Monte Carlo simulations


Todd R. Johnson, director of forecasting at Kantar Health, emphasizes that forecasters must think globally and act locally, particularly with regard to market research. Most surveys use the Internet, and in Europe consideration needs to be given to issues like random sampling, language, and local knowledge.


Inaccurate estimation of market share is a risk everywhere, but this may be country specific. For example, in Italy estimates are known to be over-optimistic, but perhaps pessimistic in Germany. So Johnson thinks it is unwise to use the same correction factor across Europe. Likelihood to prescribe is a commonly used analogue, and this is also country-specific. Johnson says uptake curves vary across countries, leading to different times to peak sales.
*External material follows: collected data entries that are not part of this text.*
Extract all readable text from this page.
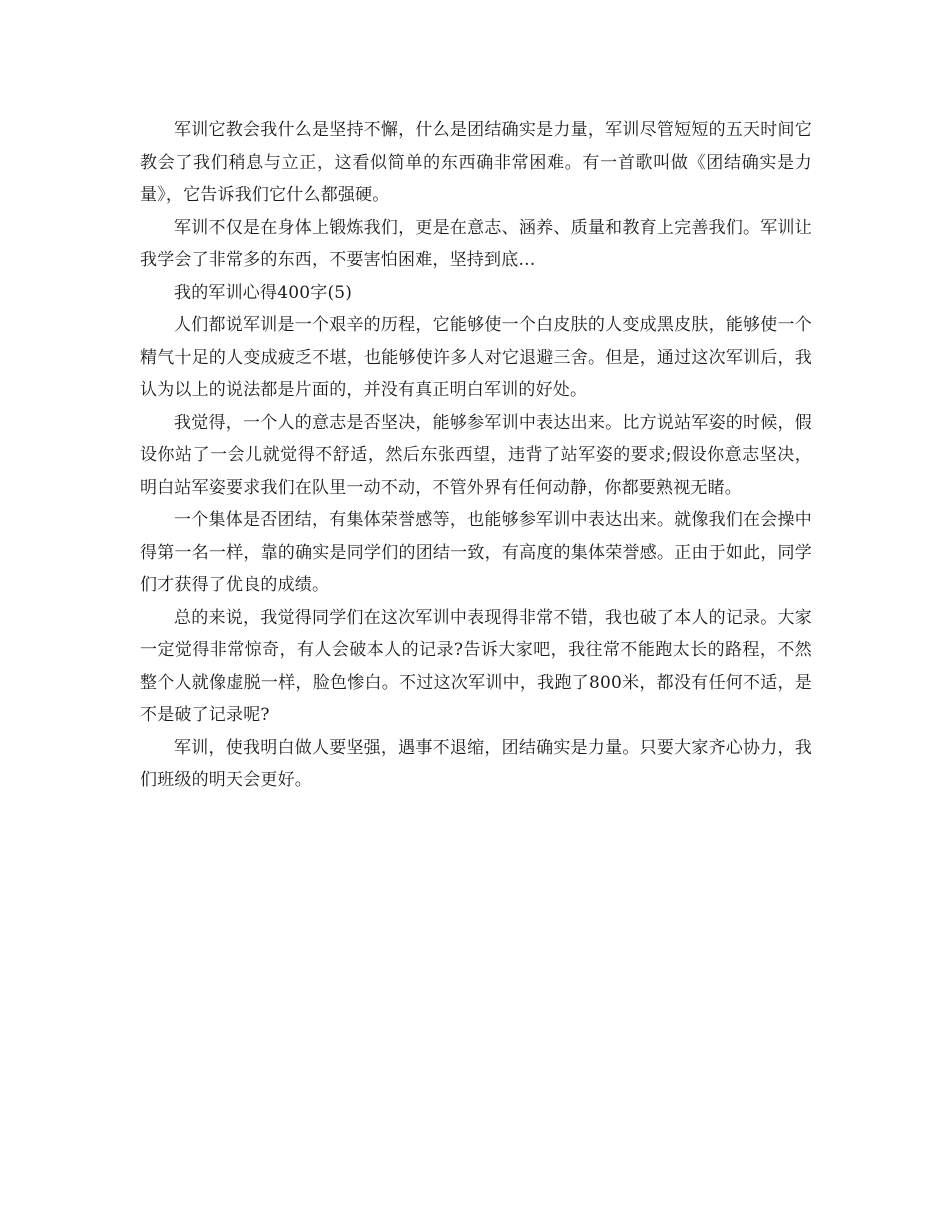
军训它教会我什么是坚持不懈，什么是团结确实是力量，军训尽管短短的五天时间它教会了我们稍息与立正，这看似简单的东西确非常困难。有一首歌叫做《团结确实是力量》，它告诉我们它什么都强硬。

军训不仅是在身体上锻炼我们，更是在意志、涵养、质量和教育上完善我们。军训让我学会了非常多的东西，不要害怕困难，坚持到底…

我的军训心得400字(5)

人们都说军训是一个艰辛的历程，它能够使一个白皮肤的人变成黑皮肤，能够使一个精气十足的人变成疲乏不堪，也能够使许多人对它退避三舍。但是，通过这次军训后，我认为以上的说法都是片面的，并没有真正明白军训的好处。

我觉得，一个人的意志是否坚决，能够参军训中表达出来。比方说站军姿的时候，假设你站了一会儿就觉得不舒适，然后东张西望，违背了站军姿的要求;假设你意志坚决，明白站军姿要求我们在队里一动不动，不管外界有任何动静，你都要熟视无睹。

一个集体是否团结，有集体荣誉感等，也能够参军训中表达出来。就像我们在会操中得第一名一样，靠的确实是同学们的团结一致，有高度的集体荣誉感。正由于如此，同学们才获得了优良的成绩。

总的来说，我觉得同学们在这次军训中表现得非常不错，我也破了本人的记录。大家一定觉得非常惊奇，有人会破本人的记录?告诉大家吧，我往常不能跑太长的路程，不然整个人就像虚脱一样，脸色惨白。不过这次军训中，我跑了800米，都没有任何不适，是不是破了记录呢?

军训，使我明白做人要坚强，遇事不退缩，团结确实是力量。只要大家齐心协力，我们班级的明天会更好。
This is where Monte Carlo simulations can help. The method calculates the probability of deviating outside the limits of forecasts, and is useful where there is more uncertainty, as in the EU. But he emphasizes that Monte Carlo simulations do not obviate the need for good quality forecasting you should reduce uncertainty as far as possible before doing the simulation. There will be different sets of competitors among countries, says Johnson, and it is all too easy to forget about currency fluctuations. His take-home messages: Tailor forecasts to each market's unique characteristics, use country-specific analogues (derived from databases of experience), and use Monte Carlo simulations where appropriate.